Judging by the fact that Silicon Motion Technology Corp. (NASDAQ:SIMO) has witnessed a decline in interest from hedge fund managers, it’s easy to see that there lies a certain “tier” of hedge funds who were dropping their positions entirely by the end of the second quarter. Interestingly, Steve Cohen’s Point72 Asset Management dumped the biggest stake of the 750 funds tracked by Insider Monkey, comprising about $15.2 million in stock, and Peter Rathjens, Bruce Clarke and John Campbell’s Arrowstreet Capital was right behind this move, as the fund sold off about $11.2 million worth. These moves are important to note, as aggregate hedge fund interest fell by 4 funds by the end of the second quarter.
Let’s now take a look at hedge fund activity in other stocks similar to Silicon Motion Technology Corp. (NASDAQ:SIMO). We will take a look at Urban Edge Properties (NYSE:UE), Aeva Technologies, Inc. (NYSE:AEVA), Apollo Commercial Real Est. Finance Inc (NYSE:ARI), Black Stone Minerals LP (NYSE:BSM), Sumo Logic, Inc. (NASDAQ:SUMO), Flagstar Bancorp Inc (NYSE:FBC), and Innospec Inc. (NASDAQ:IOSP). All of these stocks’ market caps are closest to SIMO’s market cap.
Ticker | No of HFs with positions | Total Value of HF Positions (x1000) | Change in HF Position |
---|---|---|---|
UE | 16 | 110060 | 4 |
AEVA | 15 | 413023 | -1 |
ARI | 9 | 15385 | -2 |
BSM | 6 | 21854 | 1 |
SUMO | 13 | 146343 | -1 |
FBC | 25 | 268235 | -3 |
IOSP | 14 | 114676 | 5 |
Average | 14 | 155654 | 0.4 |
View table here if you experience formatting issues.

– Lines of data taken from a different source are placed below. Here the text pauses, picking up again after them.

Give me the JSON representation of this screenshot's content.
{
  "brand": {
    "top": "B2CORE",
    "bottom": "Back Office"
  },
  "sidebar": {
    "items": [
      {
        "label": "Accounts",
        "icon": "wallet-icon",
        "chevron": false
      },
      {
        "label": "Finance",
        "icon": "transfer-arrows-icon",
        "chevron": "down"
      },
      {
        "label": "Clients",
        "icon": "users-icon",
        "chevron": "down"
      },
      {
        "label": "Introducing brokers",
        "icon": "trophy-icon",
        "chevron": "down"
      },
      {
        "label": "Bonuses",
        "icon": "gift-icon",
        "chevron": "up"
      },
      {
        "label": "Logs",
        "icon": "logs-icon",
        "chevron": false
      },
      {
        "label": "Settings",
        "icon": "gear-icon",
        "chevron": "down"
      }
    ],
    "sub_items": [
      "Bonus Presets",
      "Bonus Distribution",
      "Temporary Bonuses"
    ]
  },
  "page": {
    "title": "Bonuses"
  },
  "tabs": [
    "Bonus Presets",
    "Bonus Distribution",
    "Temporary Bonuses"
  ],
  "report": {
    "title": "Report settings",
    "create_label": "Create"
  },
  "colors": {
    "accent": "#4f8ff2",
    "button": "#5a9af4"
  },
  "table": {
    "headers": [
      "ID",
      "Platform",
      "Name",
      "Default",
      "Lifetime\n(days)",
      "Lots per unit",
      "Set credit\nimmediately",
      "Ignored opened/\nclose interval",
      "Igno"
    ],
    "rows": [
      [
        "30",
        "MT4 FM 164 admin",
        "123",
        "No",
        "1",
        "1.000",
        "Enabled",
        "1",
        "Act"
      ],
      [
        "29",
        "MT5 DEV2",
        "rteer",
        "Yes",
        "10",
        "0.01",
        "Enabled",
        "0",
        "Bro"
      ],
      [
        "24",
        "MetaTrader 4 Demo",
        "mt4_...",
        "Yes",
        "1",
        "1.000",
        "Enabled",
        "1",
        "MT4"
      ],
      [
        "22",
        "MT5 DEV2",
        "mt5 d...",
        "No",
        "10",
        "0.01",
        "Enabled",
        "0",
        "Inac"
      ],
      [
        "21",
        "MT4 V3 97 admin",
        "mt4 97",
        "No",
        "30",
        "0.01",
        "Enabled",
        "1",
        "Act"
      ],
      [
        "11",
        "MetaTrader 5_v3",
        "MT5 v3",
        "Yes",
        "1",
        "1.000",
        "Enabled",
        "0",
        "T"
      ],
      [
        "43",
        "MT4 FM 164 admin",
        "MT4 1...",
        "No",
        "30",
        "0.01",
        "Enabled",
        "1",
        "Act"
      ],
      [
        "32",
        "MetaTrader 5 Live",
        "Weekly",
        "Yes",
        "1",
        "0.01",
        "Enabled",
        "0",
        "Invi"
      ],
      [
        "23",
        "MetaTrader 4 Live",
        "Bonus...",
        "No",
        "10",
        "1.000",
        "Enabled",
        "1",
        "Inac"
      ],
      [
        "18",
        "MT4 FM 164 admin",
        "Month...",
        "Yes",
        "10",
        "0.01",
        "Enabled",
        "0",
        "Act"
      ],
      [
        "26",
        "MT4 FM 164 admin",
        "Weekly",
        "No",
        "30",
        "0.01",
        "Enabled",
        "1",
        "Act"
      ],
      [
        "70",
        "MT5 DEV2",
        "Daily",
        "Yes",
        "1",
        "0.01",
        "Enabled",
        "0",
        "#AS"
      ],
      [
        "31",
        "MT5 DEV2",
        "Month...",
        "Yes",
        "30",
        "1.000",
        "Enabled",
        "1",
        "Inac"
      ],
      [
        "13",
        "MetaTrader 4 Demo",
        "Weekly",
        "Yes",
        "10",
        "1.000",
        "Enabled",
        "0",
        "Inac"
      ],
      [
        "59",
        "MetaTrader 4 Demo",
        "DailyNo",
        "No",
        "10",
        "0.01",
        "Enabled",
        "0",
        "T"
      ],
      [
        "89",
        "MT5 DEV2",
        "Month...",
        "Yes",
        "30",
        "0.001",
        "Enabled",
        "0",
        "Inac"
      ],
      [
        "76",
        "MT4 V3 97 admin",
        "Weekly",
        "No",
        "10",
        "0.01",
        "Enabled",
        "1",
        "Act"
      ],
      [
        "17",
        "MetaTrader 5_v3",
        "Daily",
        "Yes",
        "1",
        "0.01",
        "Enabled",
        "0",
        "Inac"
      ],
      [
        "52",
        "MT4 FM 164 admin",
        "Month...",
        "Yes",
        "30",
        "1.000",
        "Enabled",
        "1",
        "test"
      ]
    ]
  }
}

As you can see these stocks had an average of 14 hedge funds with bullish positions and the average amount invested in these stocks was $156 million. That figure was $492 million in SIMO’s case. Flagstar Bancorp Inc (NYSE:FBC) is the most popular stock in this table. On the other hand Black Stone Minerals LP (NYSE:BSM) is the least popular one with only 6 bullish hedge fund positions. Silicon Motion Technology Corp. (NASDAQ:SIMO) is not the most popular stock in this group but hedge fund interest is still above average. Our overall hedge fund sentiment score for SIMO is 58.5. Stocks with higher number of hedge fund positions relative to other stocks as well as relative to their historical range receive a higher sentiment score. Our calculations showed that top 5 most popular stocks among hedge funds returned 95.8% in 2019 and 2020, and outperformed the S&P 500 ETF (SPY) by 40 percentage points. These stocks gained 24% in 2021 through October 22nd and still beat the market by 1.6 percentage points. Hedge funds were also right about betting on SIMO as the stock returned 5.9% since the end of Q2 (through 10/22) and outperformed the market. Hedge funds were rewarded for their relative bullishness.